この統合は、日産や三菱自動車にとって、特に部品調達におけるコスト削減という非常に大きな利点をもたらすことが期待されています。自動車の生産には膨大な種類の部品が必要ですが、グループ全体の生産規模が拡大すれば、一度に大量に発注できるため、仕入れ値(調達コスト)を大きく引き下げることが可能となるのです。これは、収益性の改善に直結する、無視できないメリットでしょう。しかし、その一方で、現在の「日仏3社連合」と比較して、新連合における日本勢、特に日産の存在感が低下してしまうのではないかという懸念も指摘されています。
日産はルノーに対して15%を出資する株主ではありますが、残念ながら現在の取り決めでは議決権を持っていません。そのため、仮に日産がこの統合に反対の意向を示したとしても、ルノーとFCAの経営統合そのものに直接的な影響を与える力はないとされています。しかしながら、ルノーとFCAが統合による相乗効果、すなわち「シナジー」を最大限に引き出すためには、日産の協力は必要不可欠な要素です。これは、1999年から続くルノーと日産の強固な資本業務提携関係の中で、部品の共同調達や新車開発の段階的な一本化といった連携が、既に長年にわたって進められているためでしょう。
こうした状況の中、日産は統合がもたらすメリットとデメリットを慎重に見極めたいという考えであると推測されます。当日の5月30日、日仏3社連合は、横浜市において連携強化策を話し合うための定例会議である「アライアンス・オペレーティング・ボード」を開催しました。この会議に先立って、ルノーとFCAの統合に関するトップ会談が設けられました。会談には、日産の西川広人社長兼最高経営責任者(CEO)、三菱自の益子修会長兼CEO、そしてルノーのジャンドミニク・スナール会長とティエリー・ボロレCEOら、各社の主要なトップが顔を揃えて議論を行ったとのことです。
💡日産にとっての「メリット」と「懸念点」:巨大連合の光と影
今回の巨大連合構想に対するSNS上での反響を見てみると、「部品コストの削減は絶対的なメリット」「規模の経済は競争力維持に不可欠」といった、メリットを評価する声が多く見受けられます。
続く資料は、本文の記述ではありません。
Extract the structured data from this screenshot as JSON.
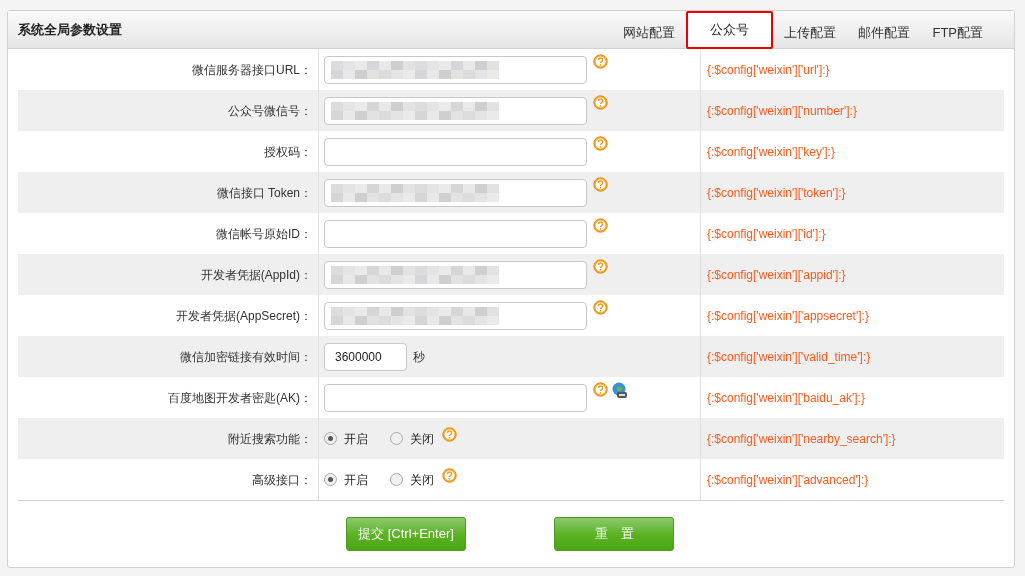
{
  "panel": {
    "title": "系统全局参数设置"
  },
  "tabs": [
    {
      "label": "网站配置",
      "selected": false
    },
    {
      "label": "公众号",
      "selected": true
    },
    {
      "label": "上传配置",
      "selected": false
    },
    {
      "label": "邮件配置",
      "selected": false
    },
    {
      "label": "FTP配置",
      "selected": false
    }
  ],
  "rows": [
    {
      "kind": "text",
      "label": "微信服务器接口URL：",
      "redacted": true,
      "help": true,
      "code": "{:$config['weixin']['url']:}"
    },
    {
      "kind": "text",
      "label": "公众号微信号：",
      "redacted": true,
      "help": true,
      "code": "{:$config['weixin']['number']:}"
    },
    {
      "kind": "text",
      "label": "授权码：",
      "redacted": false,
      "help": true,
      "code": "{:$config['weixin']['key']:}"
    },
    {
      "kind": "text",
      "label": "微信接口 Token：",
      "redacted": true,
      "help": true,
      "code": "{:$config['weixin']['token']:}"
    },
    {
      "kind": "text",
      "label": "微信帐号原始ID：",
      "redacted": false,
      "help": true,
      "code": "{:$config['weixin']['id']:}"
    },
    {
      "kind": "text",
      "label": "开发者凭据(AppId)：",
      "redacted": true,
      "help": true,
      "code": "{:$config['weixin']['appid']:}"
    },
    {
      "kind": "text",
      "label": "开发者凭据(AppSecret)：",
      "redacted": true,
      "help": true,
      "code": "{:$config['weixin']['appsecret']:}"
    },
    {
      "kind": "short",
      "label": "微信加密链接有效时间：",
      "value": "3600000",
      "unit": "秒",
      "code": "{:$config['weixin']['valid_time']:}"
    },
    {
      "kind": "text",
      "label": "百度地图开发者密匙(AK)：",
      "redacted": false,
      "help": true,
      "map_link": true,
      "code": "{:$config['weixin']['baidu_ak']:}"
    },
    {
      "kind": "radio",
      "label": "附近搜索功能：",
      "options": [
        {
          "label": "开启",
          "selected": true
        },
        {
          "label": "关闭",
          "selected": false
        }
      ],
      "help": true,
      "code": "{:$config['weixin']['nearby_search']:}"
    },
    {
      "kind": "radio",
      "label": "高级接口：",
      "options": [
        {
          "label": "开启",
          "selected": true
        },
        {
          "label": "关闭",
          "selected": false
        }
      ],
      "help": true,
      "code": "{:$config['weixin']['advanced']:}"
    }
  ],
  "buttons": [
    "提交 [Ctrl+Enter]",
    "重　置"
  ]
}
しかし、「ルノー側の都合で日産が振り回されているのではないか」「議決権のない日産の立場がさらに弱体化するのでは」といった、日産の立場や将来に対する懸念の声も目立っていました。私自身の意見としましては、自動車業界が「CASE」(コネクテッド、自動運転、シェアリング、電動化)と呼ばれる新たな技術革新の波に直面する中で、開発コストや投資の負担は増大する一方であり、販売台数1500万台規模の巨大連合によるスケールメリットは、生き残りのための「武器」として極めて重要であると考えます。特に、技術開発における協力体制が確立できれば、競争力を大きく高めることができるでしょう。
一方で、日産の持つ優れた技術力やブランド力が、統合の過程でルノーやFCAに吸収され、その独自性や「存在感」が失われることだけは避けなければならない課題だと思います。日産は、ルノーとの長年の提携関係によって培ってきた協力体制を最大限に活かしつつ、FCAという新たなパートナーとの関係構築において、自社の将来にとって最善となるよう、明確な戦略と強い交渉力をもって臨む必要があるでしょう。この統合の行方は、日産のみならず、日本の自動車産業の未来を左右する重大な局面になると言っても過言ではないでしょう。